Etonnante biographie que celle de Jean-Paul Cointet sur l'un des personnages les plus haïs à la fin de son temps. La phrase qui a scellé le destin funeste (12 balles au bord d'un chemin proche de la prison de Fresnes) de Pierre LAVAL est ancrée dans les mémoires : « Je souhaite la victoire de l'Allemagne… », le second membre de ladite phrase : « parce que sans elle le bolchevisme s'installerait partout en Europe » est régulièrement zappé.
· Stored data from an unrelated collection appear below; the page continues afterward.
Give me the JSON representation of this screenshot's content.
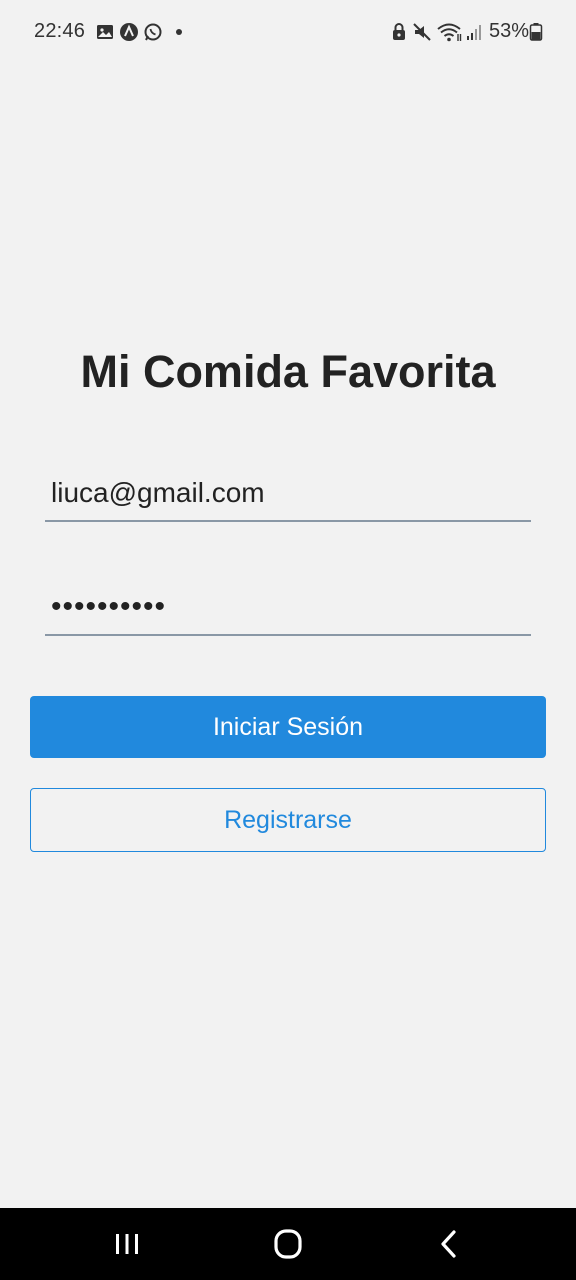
{
  "status_bar": {
    "time": "22:46",
    "battery": "53%",
    "left_icons": [
      "gallery-icon",
      "a-notification-icon",
      "whatsapp-icon",
      "dot-icon"
    ],
    "right_icons": [
      "vpn-lock-icon",
      "mute-icon",
      "wifi-icon",
      "signal-icon",
      "battery-icon"
    ]
  },
  "login": {
    "title": "Mi Comida Favorita",
    "email_value": "liuca@gmail.com",
    "password_value": "••••••••••",
    "login_button": "Iniciar Sesión",
    "register_button": "Registrarse"
  },
  "colors": {
    "background": "#f2f2f2",
    "accent": "#2189dd",
    "text": "#222222"
  },
  "nav_bar": {
    "buttons": [
      "recents-icon",
      "home-icon",
      "back-icon"
    ]
  }
}
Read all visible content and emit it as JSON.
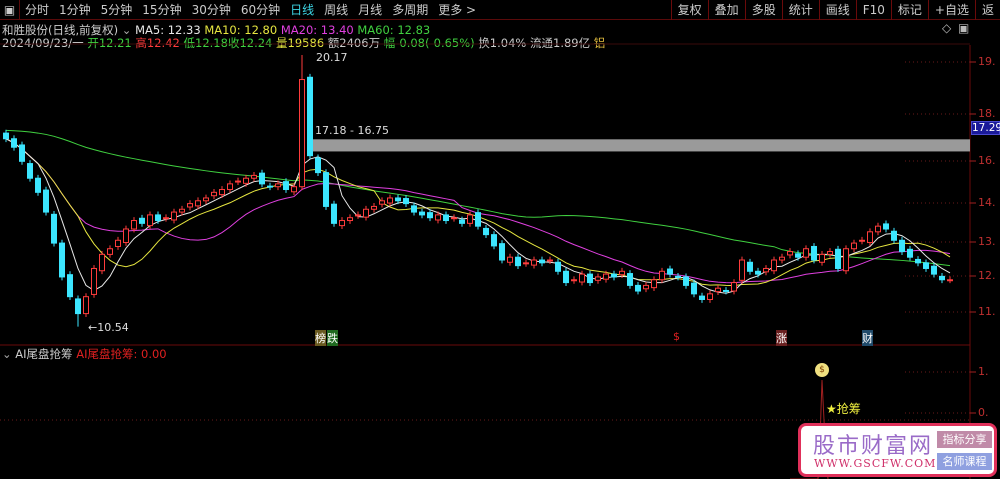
{
  "toolbar": {
    "periods": [
      "分时",
      "1分钟",
      "5分钟",
      "15分钟",
      "30分钟",
      "60分钟",
      "日线",
      "周线",
      "月线",
      "多周期",
      "更多 >"
    ],
    "active": "日线",
    "tools": [
      "复权",
      "叠加",
      "多股",
      "统计",
      "画线",
      "F10",
      "标记",
      "+自选",
      "返"
    ]
  },
  "header": {
    "title": "和胜股份(日线,前复权)",
    "ma5": "MA5: 12.33",
    "ma10": "MA10: 12.80",
    "ma20": "MA20: 13.40",
    "ma60": "MA60: 12.83",
    "date": "2024/09/23/一",
    "open_l": "开",
    "open": "12.21",
    "high_l": "高",
    "high": "12.42",
    "low_l": "低",
    "low": "12.18",
    "close_l": "收",
    "close": "12.24",
    "vol_l": "量",
    "vol": "19586",
    "amt": "额2406万",
    "chg_l": "幅",
    "chg": "-0.08(-0.65%)",
    "turnover": "换1.04%",
    "float": "流通1.89亿",
    "tag": "铝"
  },
  "colors": {
    "up": "#ff3c3c",
    "down": "#3ce6ff",
    "ma5": "#e8e8e8",
    "ma10": "#e6e640",
    "ma20": "#e040e0",
    "ma60": "#40d040"
  },
  "price_axis": [
    "19.",
    "18.",
    "17.29",
    "16.",
    "14.",
    "13.",
    "12.",
    "11."
  ],
  "annotations": {
    "high": "20.17",
    "low": "←10.54",
    "gap": "17.18 - 16.75"
  },
  "markers": [
    "榜",
    "跌",
    "$",
    "涨",
    "财"
  ],
  "indicator": {
    "name": "AI尾盘抢筹",
    "value_label": "AI尾盘抢筹: 0.00",
    "signal": "★抢筹",
    "axis": [
      "1.",
      "0.",
      "0."
    ]
  },
  "watermark": {
    "title": "股市财富网",
    "url": "WWW.GSCFW.COM",
    "tag1": "指标分享",
    "tag2": "名师课程"
  },
  "chart_data": {
    "type": "candlestick",
    "closes": [
      17.2,
      16.9,
      16.4,
      15.8,
      15.3,
      14.6,
      13.5,
      12.3,
      11.6,
      11.0,
      11.6,
      12.6,
      13.1,
      13.3,
      13.6,
      14.0,
      14.3,
      14.2,
      14.5,
      14.3,
      14.4,
      14.6,
      14.7,
      14.9,
      15.0,
      15.1,
      15.3,
      15.4,
      15.6,
      15.7,
      15.8,
      15.9,
      15.6,
      15.5,
      15.6,
      15.4,
      15.5,
      19.3,
      16.6,
      16.0,
      14.8,
      14.2,
      14.3,
      14.4,
      14.5,
      14.7,
      14.8,
      15.0,
      15.1,
      15.0,
      14.9,
      14.6,
      14.5,
      14.4,
      14.5,
      14.3,
      14.4,
      14.2,
      14.5,
      14.1,
      13.8,
      13.4,
      12.9,
      13.0,
      12.7,
      12.8,
      12.9,
      12.8,
      12.9,
      12.5,
      12.1,
      12.2,
      12.4,
      12.1,
      12.3,
      12.4,
      12.3,
      12.5,
      12.0,
      11.8,
      12.0,
      12.2,
      12.5,
      12.4,
      12.3,
      12.0,
      11.7,
      11.5,
      11.7,
      11.9,
      11.8,
      12.1,
      12.9,
      12.5,
      12.4,
      12.6,
      12.9,
      13.0,
      13.2,
      13.0,
      13.3,
      12.9,
      13.1,
      13.2,
      12.6,
      13.3,
      13.5,
      13.6,
      13.9,
      14.1,
      14.0,
      13.6,
      13.2,
      13.0,
      12.8,
      12.6,
      12.4,
      12.2,
      12.2
    ],
    "ma60_start": 17.5
  }
}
L'histoire de LAVAL, c'est celle d'un bougnat obscur (fils de tavernier) natif d'un village inconnu (Chäteldon, près de Vichy) et exceptionnellement intelligent, que son père, sur l'objurgation du maître d'école, se résout à permettre les études. Raflant tous les prix au lycée, il fait son Droit tout en faisant le pion.
Intelligence, orgueil, enflement du « moi » et mépris de la bêtise supposée des autres, qui le conduisent à se penser, très tôt, supérieur. Avocat, député, ministre, président du conseil enfin, il réussit tout. Las, l'avènement du front populaire lui coupe l'herbe sous le pied.
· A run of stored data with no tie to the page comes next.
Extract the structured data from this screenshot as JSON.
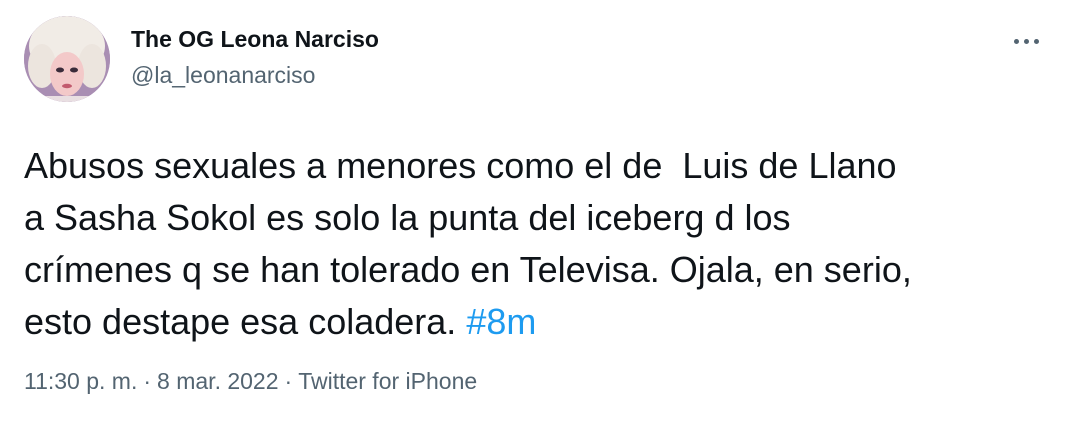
{
  "author": {
    "display_name": "The OG Leona Narciso",
    "handle": "@la_leonanarciso",
    "avatar_icon": "profile-photo"
  },
  "menu": {
    "more_icon": "more-horizontal-icon"
  },
  "tweet": {
    "lines": [
      "Abusos sexuales a menores como el de  Luis de Llano",
      "a Sasha Sokol es solo la punta del iceberg d los",
      "crímenes q se han tolerado en Televisa. Ojala, en serio,",
      "esto destape esa coladera. "
    ],
    "hashtag": "#8m"
  },
  "meta": {
    "time": "11:30 p. m.",
    "separator": "·",
    "date": "8 mar. 2022",
    "source": "Twitter for iPhone"
  },
  "colors": {
    "text": "#0f1419",
    "secondary": "#536471",
    "link": "#1d9bf0"
  }
}
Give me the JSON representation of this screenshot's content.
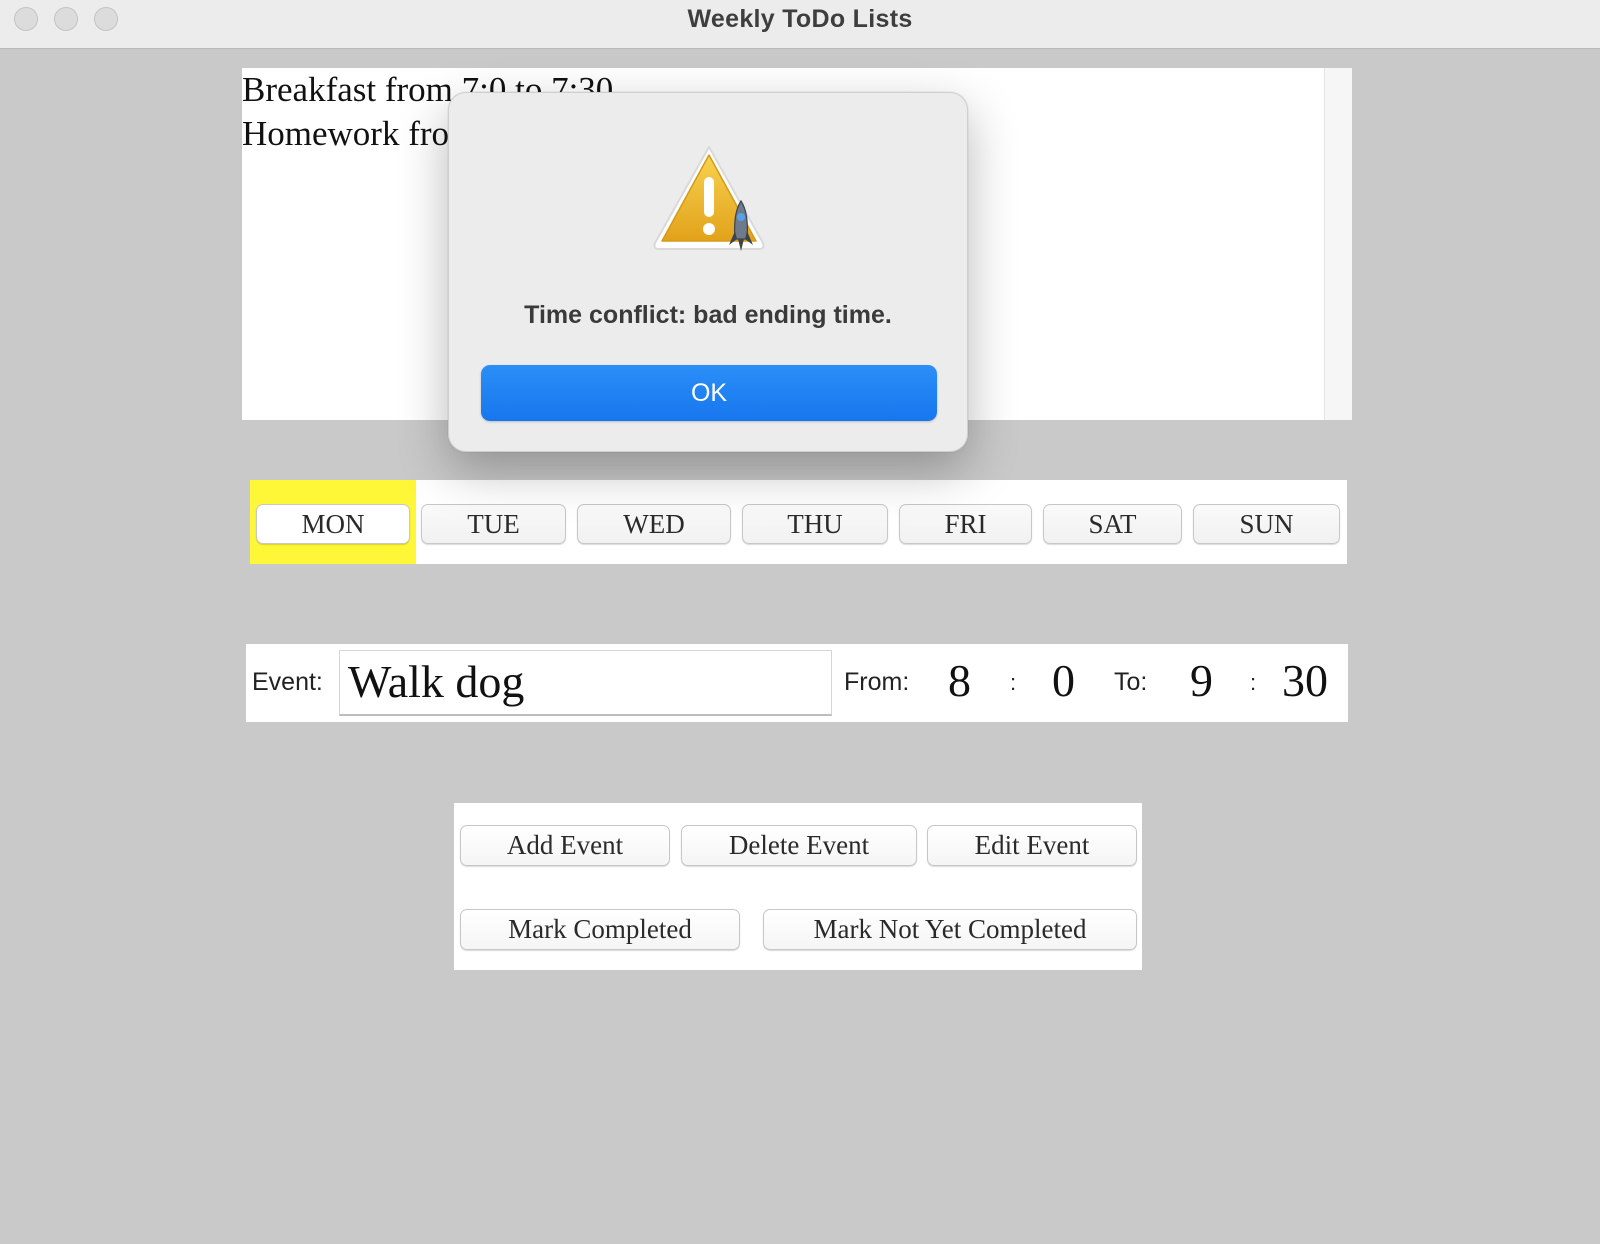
{
  "window": {
    "title": "Weekly ToDo Lists"
  },
  "event_list": {
    "lines": [
      "Breakfast from 7:0 to 7:30",
      "Homework fro"
    ]
  },
  "days": {
    "selected": "MON",
    "highlight_color": "#fdf737",
    "labels": [
      "MON",
      "TUE",
      "WED",
      "THU",
      "FRI",
      "SAT",
      "SUN"
    ]
  },
  "event_form": {
    "event_label": "Event:",
    "event_value": "Walk dog",
    "from_label": "From:",
    "from_hour": "8",
    "from_minute": "0",
    "to_label": "To:",
    "to_hour": "9",
    "to_minute": "30",
    "separator": ":"
  },
  "actions": {
    "add": "Add Event",
    "delete": "Delete Event",
    "edit": "Edit Event",
    "mark_completed": "Mark Completed",
    "mark_not_completed": "Mark Not Yet Completed"
  },
  "dialog": {
    "icon": "warning-icon",
    "message": "Time conflict: bad ending time.",
    "ok_label": "OK",
    "accent_color": "#1a7ff0"
  }
}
Clairvoyant, très clairvoyant, il se rend vite compte que la France n'a pas les moyens de résister à l'armée allemande. En 1935, il essaie de conclure un accord avec l'Italie mussolinienne, mais l'opposition de gauche (Mussolini conquiert l'Abyssinie et n'est donc pas fréquentable) et les anglais (traditionnellement hostiles à un accord entre puissances méditerranéennes) l'en empêchent.
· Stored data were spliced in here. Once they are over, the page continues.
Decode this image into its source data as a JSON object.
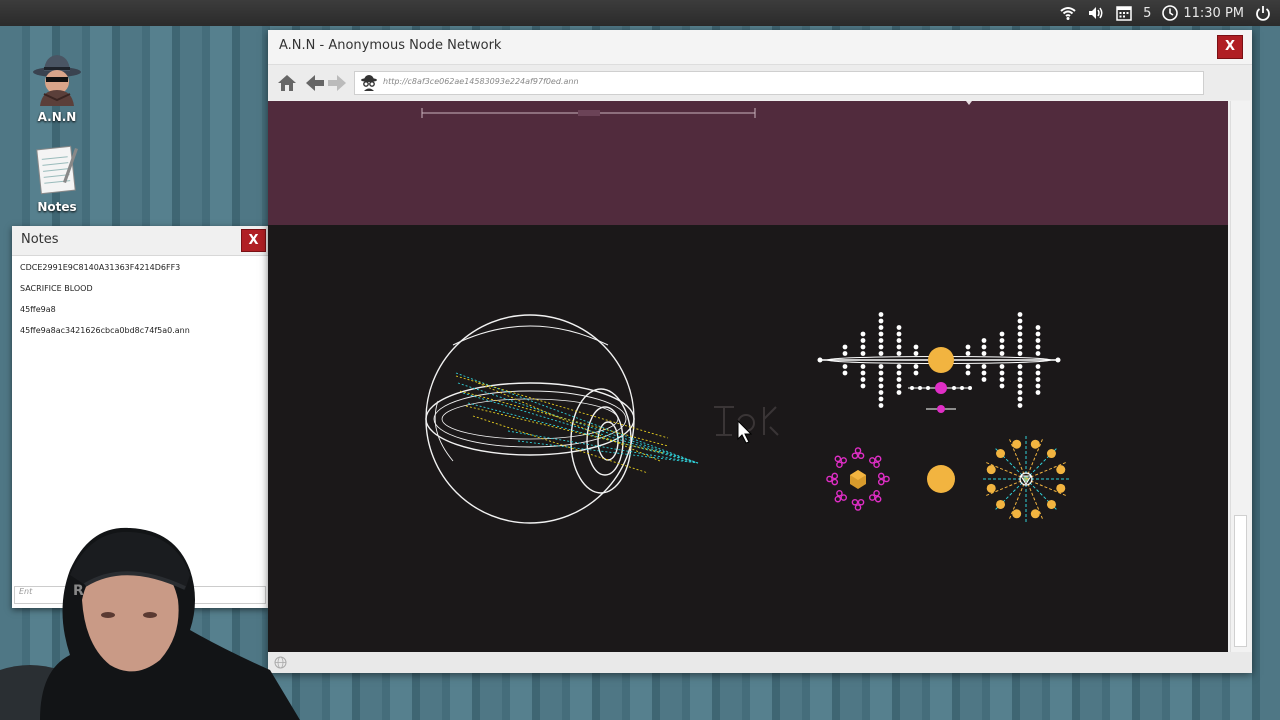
{
  "taskbar": {
    "workspace_number": "5",
    "clock": "11:30 PM",
    "icons": [
      "wifi-icon",
      "volume-icon",
      "calendar-icon",
      "clock-icon",
      "power-icon"
    ]
  },
  "desktop": {
    "icons": [
      {
        "label": "A.N.N",
        "icon": "spy-hat-icon"
      },
      {
        "label": "Notes",
        "icon": "notepad-icon"
      }
    ]
  },
  "notes_window": {
    "title": "Notes",
    "close_label": "X",
    "items": [
      "CDCE2991E9C8140A31363F4214D6FF3",
      "SACRIFICE BLOOD",
      "45ffe9a8",
      "45ffe9a8ac3421626cbca0bd8c74f5a0.ann"
    ],
    "input_placeholder": "Ent"
  },
  "browser_window": {
    "title": "A.N.N - Anonymous Node Network",
    "close_label": "X",
    "url": "http://c8af3ce062ae14583093e224af97f0ed.ann",
    "nav_icons": [
      "home-icon",
      "back-arrow-icon",
      "forward-arrow-icon"
    ],
    "page": {
      "banner_color": "#512b3d",
      "background_color": "#1b1819",
      "graphics": [
        "eye-diagram",
        "planet-orbit-diagram",
        "glyph-symbols",
        "atom-cluster-diagram",
        "sun-circle",
        "radiating-star-diagram"
      ]
    }
  },
  "colors": {
    "accent_gold": "#f2b440",
    "accent_magenta": "#e02ec6",
    "ray_yellow": "#e8d020",
    "ray_cyan": "#30d0d8",
    "close_red": "#b01f24"
  }
}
Pacifiste dans l'âme depuis la « grande guerre », il pose ensuite, lors de la déroute de l'armée française en juin 40, un diagnostic terrible mais juste : puisque nous n'avons pas les moyens de nous opposer, tâchons d'éviter le sort de la Pologne ; collaborons, proclamons-là fort en paroles, donnons le moins possible. Et surtout, surtout, revenons à ce pouvoir dont ils m'ont injustement démis !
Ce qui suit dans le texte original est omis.